Payne Cosponsors Legislation to End Pay Discrimination

Mar 25, 2015 Issues: Economy and Jobs

Washington, D.C. – Congressman Donald M. Payne, Jr. (NJ-10) joined Congresswoman Rosa DeLauro (CT-3) in introducing the Paycheck Fairness Act of 2015, legislation to help address the wage gap between women and men working equivalent jobs.

“It’s unthinkable that over fifty years after Congress passed the Equal Pay Act, full-time working women, on average, earn just 77 cents for every dollar a man earns,” said Congressman Payne, Jr. “Pay discrimination undermines women and their families, and breaks the American promise that if you work hard, you should earn an honest day’s wage.”

“As a father, it is extremely meaningful to help ensure that my daughter and my sons are paid based not on their gender, but on their work,” added Congressman Payne, Jr. “I am proud to co-sponsor the Paycheck Fairness Act to end pay disparities once and for all.”

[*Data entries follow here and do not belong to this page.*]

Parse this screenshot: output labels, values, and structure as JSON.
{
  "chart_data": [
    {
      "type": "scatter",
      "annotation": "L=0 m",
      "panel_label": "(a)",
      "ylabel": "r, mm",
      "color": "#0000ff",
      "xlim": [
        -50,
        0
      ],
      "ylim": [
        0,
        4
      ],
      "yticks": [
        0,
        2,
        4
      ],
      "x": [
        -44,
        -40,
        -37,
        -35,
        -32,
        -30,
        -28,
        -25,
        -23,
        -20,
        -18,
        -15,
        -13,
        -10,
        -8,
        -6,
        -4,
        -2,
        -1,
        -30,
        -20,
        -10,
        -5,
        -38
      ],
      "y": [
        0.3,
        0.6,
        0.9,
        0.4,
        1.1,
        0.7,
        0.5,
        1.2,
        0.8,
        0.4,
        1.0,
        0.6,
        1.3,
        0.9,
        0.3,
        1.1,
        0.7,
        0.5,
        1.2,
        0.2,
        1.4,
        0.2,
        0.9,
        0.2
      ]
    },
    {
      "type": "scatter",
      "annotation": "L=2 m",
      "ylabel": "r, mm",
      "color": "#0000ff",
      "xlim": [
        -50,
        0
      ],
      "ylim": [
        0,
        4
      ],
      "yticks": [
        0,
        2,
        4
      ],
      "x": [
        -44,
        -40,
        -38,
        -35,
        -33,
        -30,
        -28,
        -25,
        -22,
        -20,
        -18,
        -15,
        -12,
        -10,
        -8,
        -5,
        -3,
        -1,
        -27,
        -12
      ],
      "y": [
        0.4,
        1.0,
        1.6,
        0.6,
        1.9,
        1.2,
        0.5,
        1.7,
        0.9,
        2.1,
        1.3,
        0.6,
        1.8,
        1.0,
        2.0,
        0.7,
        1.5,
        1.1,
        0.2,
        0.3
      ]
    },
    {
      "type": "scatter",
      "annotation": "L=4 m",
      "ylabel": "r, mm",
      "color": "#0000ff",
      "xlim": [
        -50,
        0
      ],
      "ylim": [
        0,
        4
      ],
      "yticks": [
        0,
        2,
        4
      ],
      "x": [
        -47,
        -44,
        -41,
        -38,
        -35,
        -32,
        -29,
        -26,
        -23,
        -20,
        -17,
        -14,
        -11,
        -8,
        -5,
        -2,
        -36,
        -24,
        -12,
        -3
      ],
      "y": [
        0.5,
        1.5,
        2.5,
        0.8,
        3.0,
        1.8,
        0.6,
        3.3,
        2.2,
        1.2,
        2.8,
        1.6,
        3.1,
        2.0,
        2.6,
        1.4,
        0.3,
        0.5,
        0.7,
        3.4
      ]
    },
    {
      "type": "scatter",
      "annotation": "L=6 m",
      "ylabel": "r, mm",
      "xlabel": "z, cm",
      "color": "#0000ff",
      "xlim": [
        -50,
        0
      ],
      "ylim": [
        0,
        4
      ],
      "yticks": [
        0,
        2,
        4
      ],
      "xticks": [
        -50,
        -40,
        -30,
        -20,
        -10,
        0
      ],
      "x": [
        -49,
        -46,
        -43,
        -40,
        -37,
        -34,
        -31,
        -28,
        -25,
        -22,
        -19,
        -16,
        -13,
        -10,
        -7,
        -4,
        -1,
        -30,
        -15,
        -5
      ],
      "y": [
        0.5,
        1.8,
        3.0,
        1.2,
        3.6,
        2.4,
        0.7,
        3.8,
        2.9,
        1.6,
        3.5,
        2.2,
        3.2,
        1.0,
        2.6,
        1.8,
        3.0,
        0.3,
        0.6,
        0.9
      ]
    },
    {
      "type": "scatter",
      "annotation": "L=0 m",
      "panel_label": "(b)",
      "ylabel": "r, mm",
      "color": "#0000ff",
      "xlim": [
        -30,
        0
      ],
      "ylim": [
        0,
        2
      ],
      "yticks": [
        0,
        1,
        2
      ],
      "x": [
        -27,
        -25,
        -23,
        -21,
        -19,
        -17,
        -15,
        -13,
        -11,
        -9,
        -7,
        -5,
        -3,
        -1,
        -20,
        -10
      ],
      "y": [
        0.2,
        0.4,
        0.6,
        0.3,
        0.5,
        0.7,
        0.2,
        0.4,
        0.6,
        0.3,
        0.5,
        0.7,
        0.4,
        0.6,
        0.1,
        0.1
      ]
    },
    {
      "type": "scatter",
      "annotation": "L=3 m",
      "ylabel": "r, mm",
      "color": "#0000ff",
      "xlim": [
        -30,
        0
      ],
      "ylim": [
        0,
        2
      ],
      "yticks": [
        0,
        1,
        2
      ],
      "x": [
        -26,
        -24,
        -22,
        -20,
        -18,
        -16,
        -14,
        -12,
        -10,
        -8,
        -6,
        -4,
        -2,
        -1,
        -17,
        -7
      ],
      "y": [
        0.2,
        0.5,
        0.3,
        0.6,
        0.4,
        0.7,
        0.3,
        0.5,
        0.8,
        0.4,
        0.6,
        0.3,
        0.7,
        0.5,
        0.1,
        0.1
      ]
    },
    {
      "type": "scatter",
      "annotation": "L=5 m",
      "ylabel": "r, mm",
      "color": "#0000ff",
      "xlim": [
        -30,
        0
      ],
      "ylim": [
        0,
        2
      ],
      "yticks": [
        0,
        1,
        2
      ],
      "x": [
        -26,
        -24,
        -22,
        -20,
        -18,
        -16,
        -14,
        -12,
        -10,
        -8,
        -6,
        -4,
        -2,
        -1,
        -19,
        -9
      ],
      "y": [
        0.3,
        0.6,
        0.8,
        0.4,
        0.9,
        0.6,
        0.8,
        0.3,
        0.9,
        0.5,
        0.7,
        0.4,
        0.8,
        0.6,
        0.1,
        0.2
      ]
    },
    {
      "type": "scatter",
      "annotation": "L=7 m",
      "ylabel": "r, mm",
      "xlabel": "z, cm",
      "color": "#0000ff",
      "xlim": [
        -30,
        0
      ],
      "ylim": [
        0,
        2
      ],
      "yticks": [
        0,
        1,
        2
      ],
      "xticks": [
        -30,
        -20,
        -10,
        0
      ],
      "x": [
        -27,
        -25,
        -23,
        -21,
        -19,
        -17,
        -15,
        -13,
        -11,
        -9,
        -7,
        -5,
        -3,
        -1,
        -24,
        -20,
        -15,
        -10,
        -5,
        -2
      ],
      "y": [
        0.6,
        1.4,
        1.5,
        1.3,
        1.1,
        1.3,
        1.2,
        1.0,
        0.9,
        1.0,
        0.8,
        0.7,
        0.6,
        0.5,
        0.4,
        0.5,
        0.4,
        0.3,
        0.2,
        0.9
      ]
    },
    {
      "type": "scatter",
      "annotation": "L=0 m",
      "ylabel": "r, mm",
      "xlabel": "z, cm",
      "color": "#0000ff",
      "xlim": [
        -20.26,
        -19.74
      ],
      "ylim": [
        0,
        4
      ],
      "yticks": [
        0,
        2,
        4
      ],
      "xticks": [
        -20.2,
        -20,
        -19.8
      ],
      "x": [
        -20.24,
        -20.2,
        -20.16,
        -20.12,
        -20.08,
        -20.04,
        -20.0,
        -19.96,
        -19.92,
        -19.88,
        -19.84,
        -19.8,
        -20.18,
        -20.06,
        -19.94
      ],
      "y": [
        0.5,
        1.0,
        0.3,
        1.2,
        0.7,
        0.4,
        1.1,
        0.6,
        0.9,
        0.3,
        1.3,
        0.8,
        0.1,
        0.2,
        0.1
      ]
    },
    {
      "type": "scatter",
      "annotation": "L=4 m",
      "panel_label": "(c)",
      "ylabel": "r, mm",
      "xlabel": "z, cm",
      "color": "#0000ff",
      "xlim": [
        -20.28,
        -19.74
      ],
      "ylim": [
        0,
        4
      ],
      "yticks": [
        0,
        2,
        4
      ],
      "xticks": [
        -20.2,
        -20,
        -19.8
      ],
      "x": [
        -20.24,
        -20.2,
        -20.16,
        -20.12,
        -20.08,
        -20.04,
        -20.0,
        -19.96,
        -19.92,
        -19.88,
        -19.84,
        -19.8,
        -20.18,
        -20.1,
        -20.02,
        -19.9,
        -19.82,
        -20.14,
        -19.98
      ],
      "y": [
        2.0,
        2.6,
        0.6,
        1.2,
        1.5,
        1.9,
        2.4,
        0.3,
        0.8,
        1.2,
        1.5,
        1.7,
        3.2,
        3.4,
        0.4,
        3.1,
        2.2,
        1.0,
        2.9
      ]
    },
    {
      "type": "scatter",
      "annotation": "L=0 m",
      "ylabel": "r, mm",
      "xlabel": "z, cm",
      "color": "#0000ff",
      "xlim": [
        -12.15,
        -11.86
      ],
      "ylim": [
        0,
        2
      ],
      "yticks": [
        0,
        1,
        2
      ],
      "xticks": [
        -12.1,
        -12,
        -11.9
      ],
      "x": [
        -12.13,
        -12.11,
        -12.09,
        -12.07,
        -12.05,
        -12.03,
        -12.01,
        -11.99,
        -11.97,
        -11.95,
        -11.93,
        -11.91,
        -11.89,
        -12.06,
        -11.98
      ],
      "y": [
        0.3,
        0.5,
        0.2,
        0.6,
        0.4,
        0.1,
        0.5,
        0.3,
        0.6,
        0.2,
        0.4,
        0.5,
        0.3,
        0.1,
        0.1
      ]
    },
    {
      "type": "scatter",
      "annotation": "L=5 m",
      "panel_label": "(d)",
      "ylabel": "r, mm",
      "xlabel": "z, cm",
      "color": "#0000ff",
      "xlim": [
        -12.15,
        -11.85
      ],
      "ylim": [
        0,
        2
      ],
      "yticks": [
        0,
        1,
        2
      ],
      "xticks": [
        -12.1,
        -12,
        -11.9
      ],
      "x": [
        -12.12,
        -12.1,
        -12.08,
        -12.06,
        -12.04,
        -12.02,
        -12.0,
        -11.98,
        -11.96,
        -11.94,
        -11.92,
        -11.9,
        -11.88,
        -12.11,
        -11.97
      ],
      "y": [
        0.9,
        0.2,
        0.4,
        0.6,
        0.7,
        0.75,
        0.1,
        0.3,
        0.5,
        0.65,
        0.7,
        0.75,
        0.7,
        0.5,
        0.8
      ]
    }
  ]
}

Women in every state, including New Jersey, are affected by the pay gap:

  • According to a September 2014 report by the American Association of University Women, median earnings for men in New Jersey were $60,815, compared to women’s median earnings of $48,640—an earnings ratio of 80 percent.
  • The pay gap is worse for women of color. According to an October 2014 report by the National Women’s Law Center, African-American women in New Jersey earn just 58.4 cents for every dollar a man earns.

The Paycheck Fairness Act of 2015 updates and strengthens the Equal Pay Act of 1963 by closing loopholes that allow pay discrimination to continue and by providing employees the rights they need to challenge and eliminate pay discrimination in the workplace. The legislation also requires employers to demonstrate that wage disparity is related to job performance, not gender, and it prohibits employer retaliation for disclosing salary information with co-workers.